Cenário americano do ministro da Justiça Lamola
O ministro da Justiça tem desde outubro do ano passado todos os documentos prontos para a extradição de Chang para os Estados Unidos. Lamola considera que o pedido de Moçambique não estava em conformidade com o protocolo de extradição da Comunidade para o Desenvolvimento da África Austral (SADC).
Poucas semanas após sua nomeação para o governo em julho de 2019, ele interrompeu o procedimento de extradição de Chang, iniciado por seu antecessor Michael Masutha. Descreveu a decisão deste último de o enviar para Maputo como "irracional".

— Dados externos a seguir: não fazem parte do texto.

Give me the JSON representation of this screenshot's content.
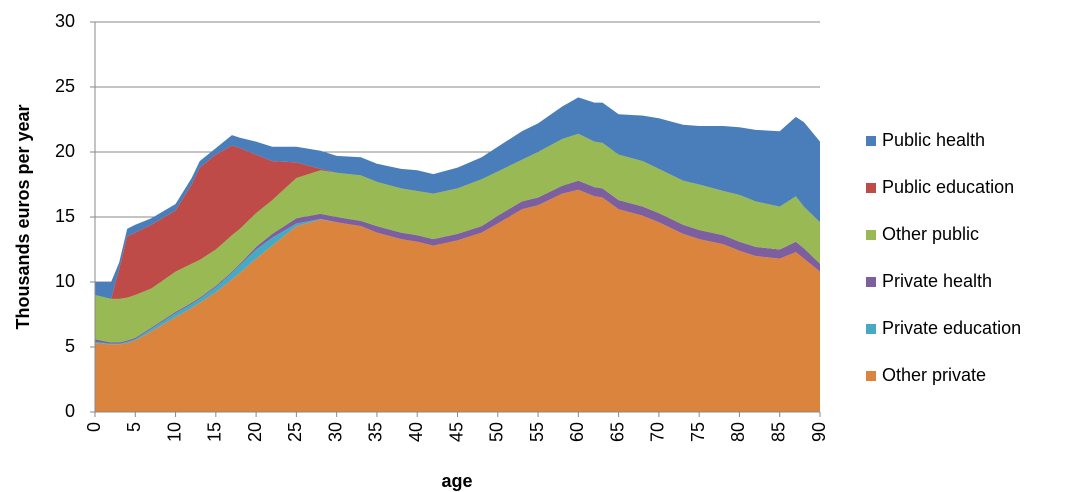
{
  "chart_data": {
    "type": "stacked_area",
    "xlabel": "age",
    "ylabel": "Thousands euros per year",
    "x": [
      0,
      2,
      3,
      4,
      5,
      7,
      10,
      12,
      13,
      15,
      17,
      18,
      20,
      22,
      25,
      28,
      30,
      33,
      35,
      38,
      40,
      42,
      45,
      48,
      50,
      53,
      55,
      58,
      60,
      62,
      63,
      65,
      68,
      70,
      73,
      75,
      78,
      80,
      82,
      85,
      87,
      88,
      90
    ],
    "xlim": [
      0,
      90
    ],
    "xticks": [
      0,
      5,
      10,
      15,
      20,
      25,
      30,
      35,
      40,
      45,
      50,
      55,
      60,
      65,
      70,
      75,
      80,
      85,
      90
    ],
    "ylim": [
      0,
      30
    ],
    "yticks": [
      0,
      5,
      10,
      15,
      20,
      25,
      30
    ],
    "grid": true,
    "legend": "right",
    "series": [
      {
        "name": "Other private",
        "color": "#db843d",
        "values": [
          5.3,
          5.2,
          5.2,
          5.3,
          5.5,
          6.2,
          7.3,
          8.0,
          8.4,
          9.2,
          10.2,
          10.7,
          11.8,
          12.8,
          14.3,
          14.8,
          14.6,
          14.3,
          13.8,
          13.3,
          13.1,
          12.8,
          13.2,
          13.8,
          14.5,
          15.6,
          15.9,
          16.8,
          17.1,
          16.6,
          16.5,
          15.6,
          15.1,
          14.6,
          13.7,
          13.3,
          12.9,
          12.4,
          12.0,
          11.8,
          12.3,
          11.8,
          10.8
        ]
      },
      {
        "name": "Private education",
        "color": "#46aac5",
        "values": [
          0.1,
          0.05,
          0.05,
          0.1,
          0.1,
          0.2,
          0.3,
          0.3,
          0.3,
          0.4,
          0.5,
          0.6,
          0.7,
          0.6,
          0.2,
          0.05,
          0,
          0,
          0,
          0,
          0,
          0,
          0,
          0,
          0,
          0,
          0,
          0,
          0,
          0,
          0,
          0,
          0,
          0,
          0,
          0,
          0,
          0,
          0,
          0,
          0,
          0,
          0
        ]
      },
      {
        "name": "Private health",
        "color": "#7d5fa0",
        "values": [
          0.2,
          0.1,
          0.1,
          0.1,
          0.1,
          0.1,
          0.1,
          0.1,
          0.1,
          0.1,
          0.1,
          0.1,
          0.2,
          0.3,
          0.4,
          0.4,
          0.4,
          0.4,
          0.5,
          0.5,
          0.5,
          0.5,
          0.5,
          0.5,
          0.6,
          0.6,
          0.6,
          0.6,
          0.7,
          0.7,
          0.7,
          0.7,
          0.7,
          0.7,
          0.7,
          0.7,
          0.7,
          0.7,
          0.7,
          0.7,
          0.8,
          0.8,
          0.6
        ]
      },
      {
        "name": "Other public",
        "color": "#98b954",
        "values": [
          3.4,
          3.35,
          3.35,
          3.3,
          3.3,
          3.0,
          3.1,
          3.0,
          2.9,
          2.8,
          2.8,
          2.7,
          2.6,
          2.6,
          3.1,
          3.35,
          3.4,
          3.5,
          3.4,
          3.4,
          3.4,
          3.5,
          3.5,
          3.6,
          3.4,
          3.2,
          3.5,
          3.6,
          3.6,
          3.5,
          3.5,
          3.5,
          3.5,
          3.4,
          3.4,
          3.5,
          3.4,
          3.6,
          3.5,
          3.3,
          3.5,
          3.2,
          3.2
        ]
      },
      {
        "name": "Public education",
        "color": "#be4b48",
        "values": [
          0,
          0,
          2.3,
          4.7,
          4.8,
          4.9,
          4.7,
          6.1,
          7.1,
          7.3,
          6.9,
          6.2,
          4.5,
          3.0,
          1.2,
          0.1,
          0,
          0,
          0,
          0,
          0,
          0,
          0,
          0,
          0,
          0,
          0,
          0,
          0,
          0,
          0,
          0,
          0,
          0,
          0,
          0,
          0,
          0,
          0,
          0,
          0,
          0,
          0
        ]
      },
      {
        "name": "Public health",
        "color": "#4a7ebb",
        "values": [
          1.0,
          1.3,
          0.5,
          0.6,
          0.6,
          0.5,
          0.5,
          0.5,
          0.5,
          0.5,
          0.8,
          0.8,
          1.0,
          1.1,
          1.2,
          1.4,
          1.3,
          1.4,
          1.4,
          1.5,
          1.6,
          1.5,
          1.6,
          1.7,
          1.9,
          2.2,
          2.2,
          2.5,
          2.8,
          3.0,
          3.1,
          3.1,
          3.5,
          3.9,
          4.3,
          4.5,
          5.0,
          5.2,
          5.5,
          5.8,
          6.1,
          6.5,
          6.2
        ]
      }
    ]
  }
}
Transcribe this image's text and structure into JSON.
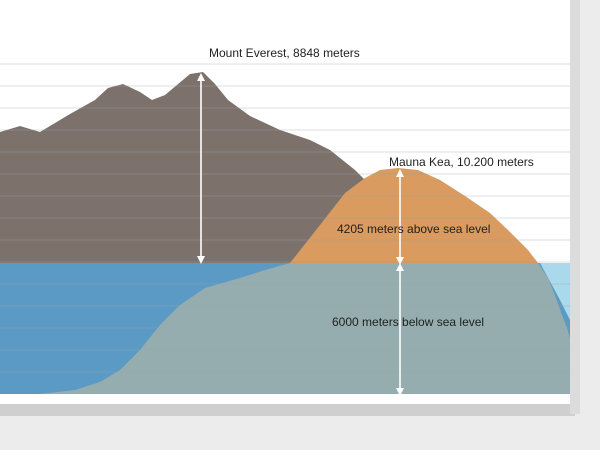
{
  "labels": {
    "everest": "Mount Everest, 8848 meters",
    "mauna_kea": "Mauna Kea, 10.200 meters",
    "above_sea": "4205 meters above sea level",
    "below_sea": "6000 meters below sea level"
  },
  "colors": {
    "everest": "#7d716c",
    "mauna_kea": "#d99b5f",
    "sea": "#5b9ac4",
    "sea_right": "#a9d9ea",
    "submerged": "#95adae",
    "arrow": "#ffffff"
  }
}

Chang, garante dos empréstimos secretos e guardião dos segredos da Frelimo
Chang, ministro das finanças de 2005 a 2015, assinou a garantia do Estado moçambicano aos empréstimos contraídos entre 2013 e 2014 pelas empresas paraestatais ProIndicus, Empresa Moçambicana de Atum (Ematum) e Mozambique Asset Management (MAM), sem obter aprovação prévia do parlamento . Todas as três empresas estão ligadas ao Serviço de Informações e Segurança do Estado (SISE), o principal serviço de inteligência de Moçambique. Os empréstimos possibilitaram a compra de 24 arrastões e seis barcos-patrulha da Privinvest, empresa do empresário franco-libanês Iskandar Safa. A revelação da sua existência, em 2016, fez com que os financiadores estrangeiros se retirassem e prejudicou gravemente a economia moçambicana.
Chang é agora visto como a chave para revelar os segredos da Frelimo sobre os empréstimos, que são objecto de vários processos judiciais nos EUA e no Reino Unido. A Privinvest admite ter pago dinheiro a várias personalidades da Frelimo, entre as quais Chang, mas afirma que se trataram de simples donativos de campanha, que não estão sujeitos a quaisquer restrições em Moçambique. O governo moçambicano, por seu lado, acredita que as dívidas deviam ser canceladas porque os pagamentos eram ilegais. Mas o próprio Nyusi pode ter grandes problemas se Chang confirmar as afirmações da Privinvest. A holding Iskandar Safa disse ainda que deu dinheiro a Nyusi quando ele era ministro da Defesa e candidato à sucessão do Presidente Armando Guebuza. (A.I.)